In a statement, the statistics office blamed late-falling summer vacations in some German regions and the Ukraine crisis for the fall in exports and imports.

The dismal statistics are the latest sign that Germany is facing an economic slowdown.

In August, the ZEW think-tank’s index of financial market confidence, a trusted indicator of German economic sentiment, hit its lowest level since December 2012.

The fall was attributed to the weak eurozone and fears about the EU's ongoing sanctions battle with Russia.

According to Eurostat, the EU's data office, Germany's output fell by 0.2 percent between April and June, after expanding by 0.8 percent in the first three months of 2014.

On Thursday, four of the country's top economic institutes urged chancellor Angela Merkel to increase public spending in a bid to stoke the economic engine.

"On the spending side, public spending should be increased in those areas which can potentially boost growth," the IFO institute in Munich, DIW of Berlin, RWI of Essen and IWH of Halle said in a joint report.

“After gross domestic product contracted in the second quarter and likely stagnated in the third quarter, the economic engine is finding it difficult to get going,” they added.

At a news conference in Berlin, DIW's Ferdinand Fichter called on the government to make "sufficient use of the margin for financial manoeuvre with regard to investment, such as in infrastructure".

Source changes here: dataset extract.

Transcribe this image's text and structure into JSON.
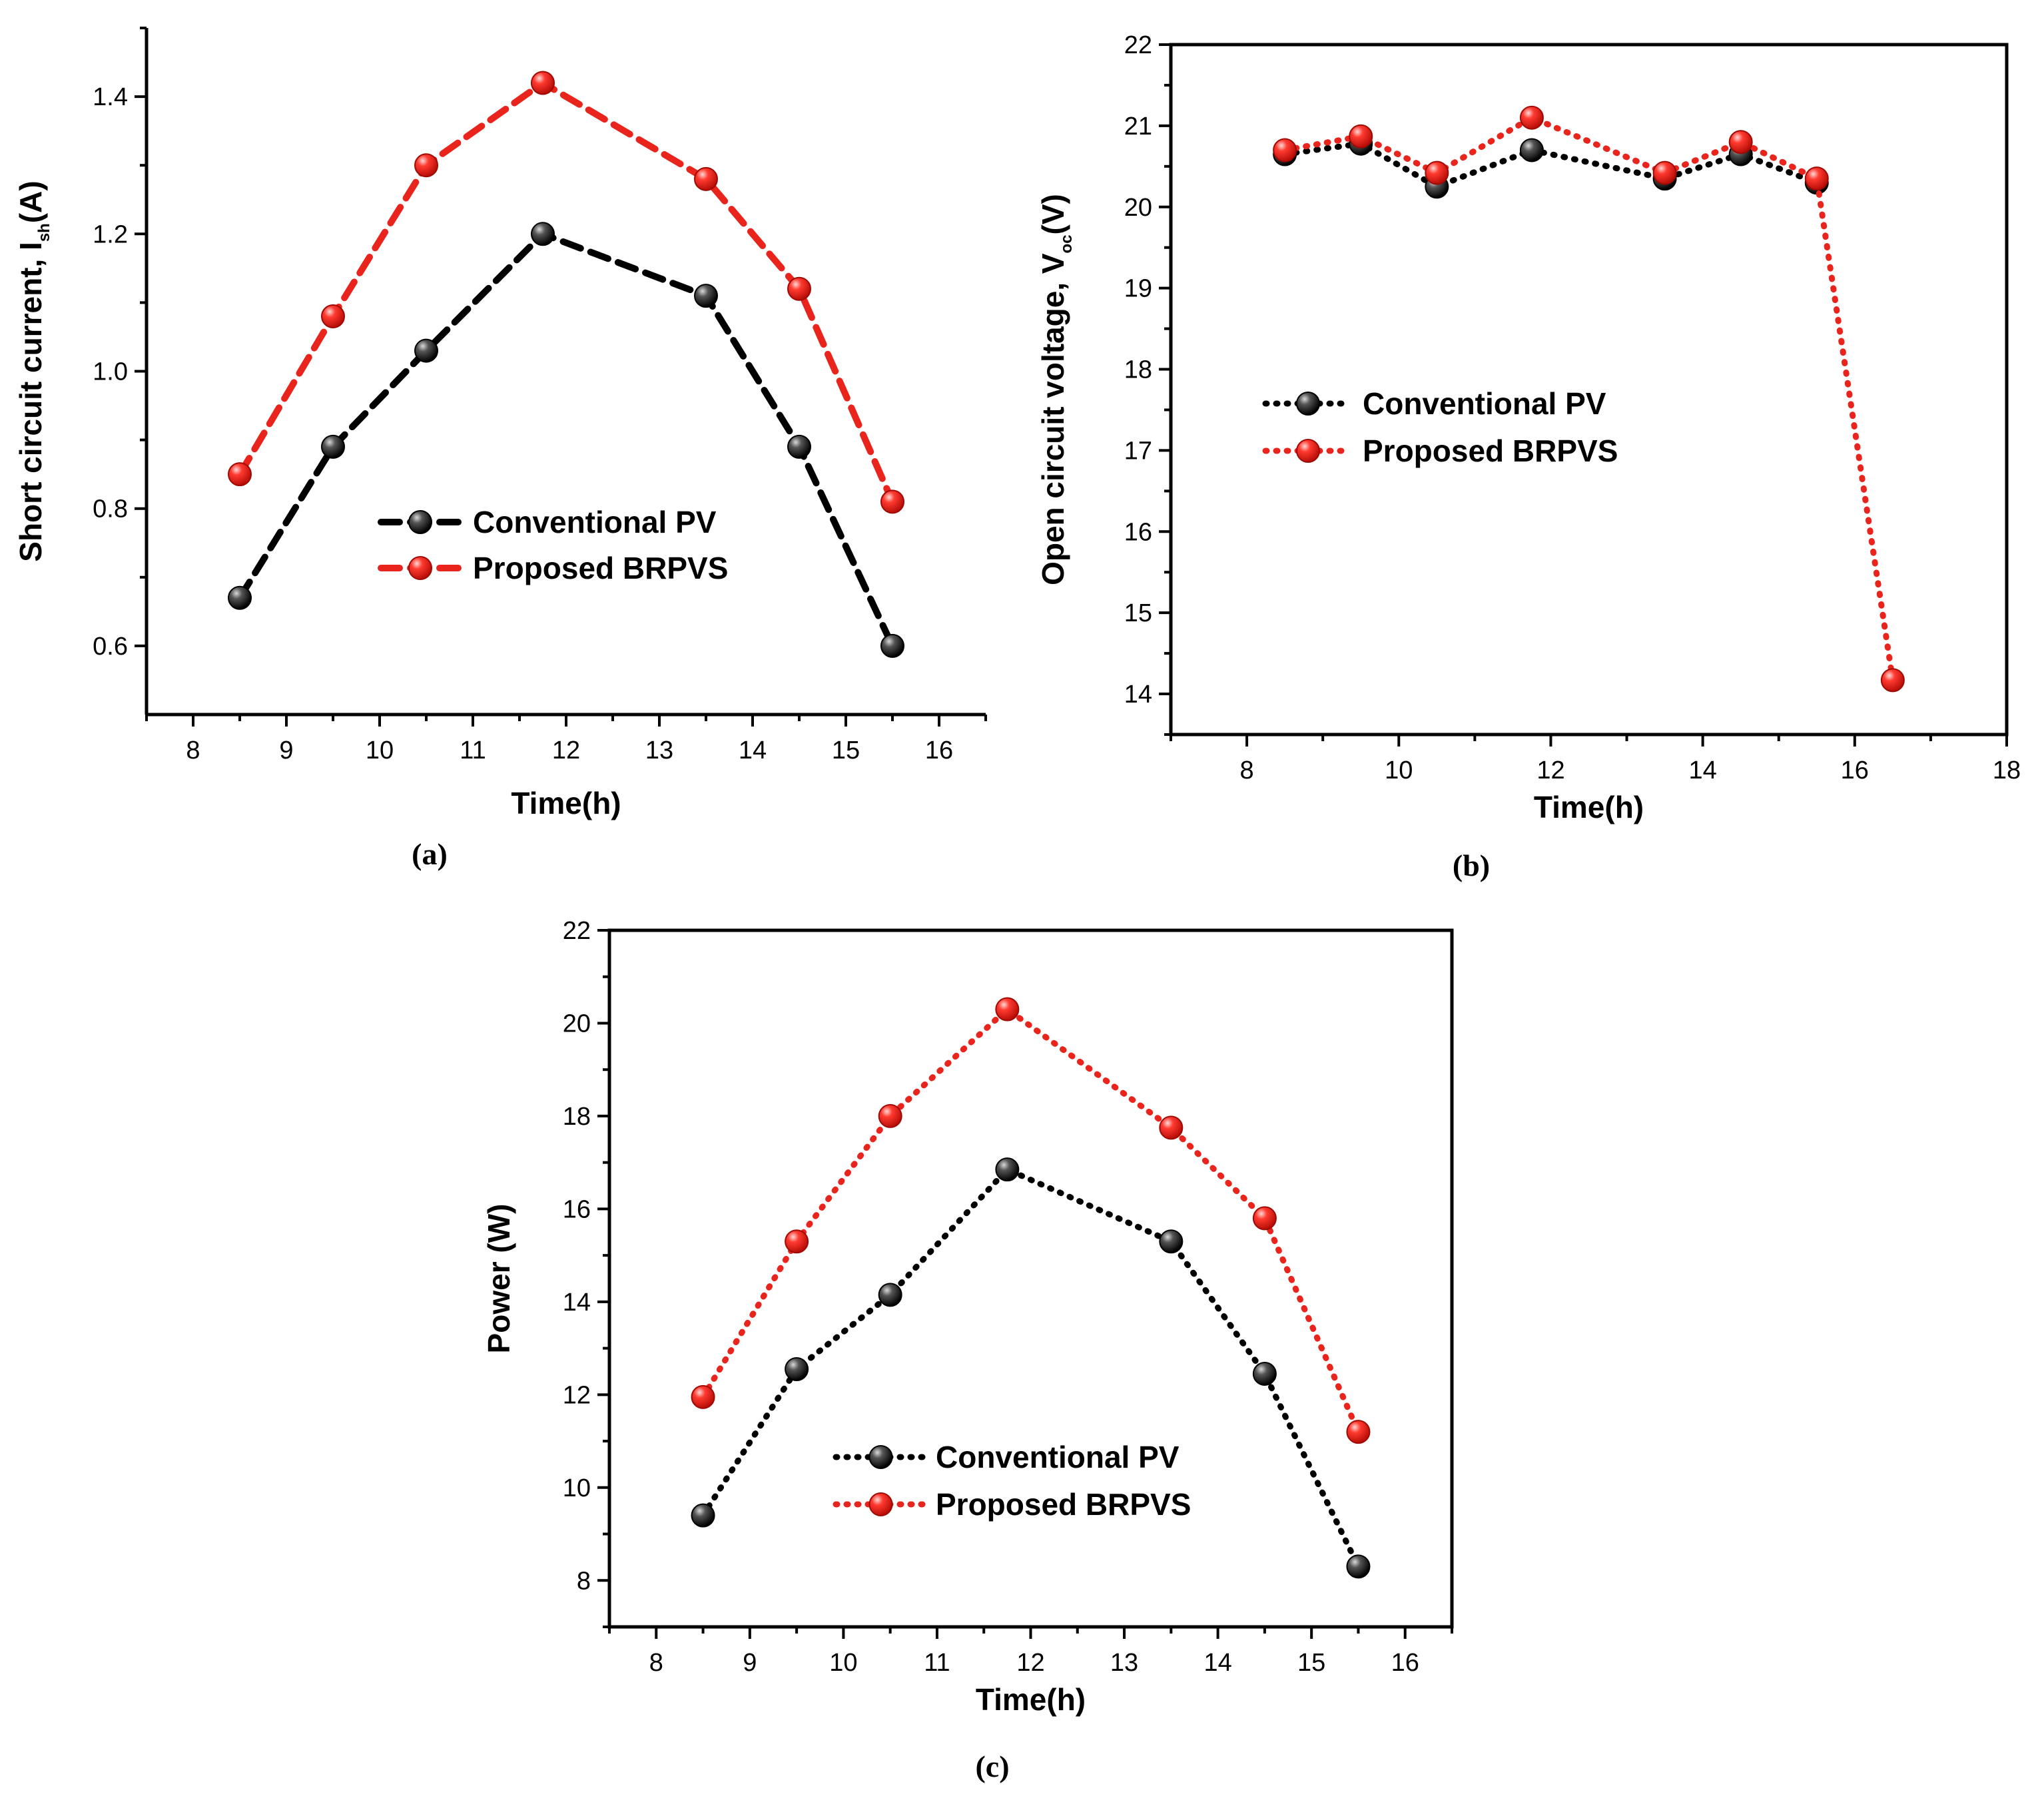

He added that a balanced budget "isn't necessarily an end in itself from an economic point of view."

The EU commission, along with US treasury secretary Jack Lew and numerous EU counterparts, continue to urge Germany to shift its focus from trade surpluses, arguing that increasing public investment and wage levels would stimulate demand and higher growth across the bloc.

As the eurozone's powerhouse, the effect of a German recession would be felt across the bloc.

Economic growth across the 18 countries using the single currency was flat in the second quarter and the bloc is likely to record anaemic growth rates this year.

For their part, the IMF forecast earlier this week that the eurozone economy would grow by 0.8 percent in 2014, rising to 1.3 percent next year in its annual economic outlook report. It also warned that the currency area faced the threat of a triple-dip recession.

But despite the threat of recession, Germany still recorded a trade surplus of €17.5 billion in August, taking its total surplus in the first eight months of this year to €137 billion.

Meanwhile, exports totalled €743.6 billion between January and August, just over €20 billion higher than the same period in 2013.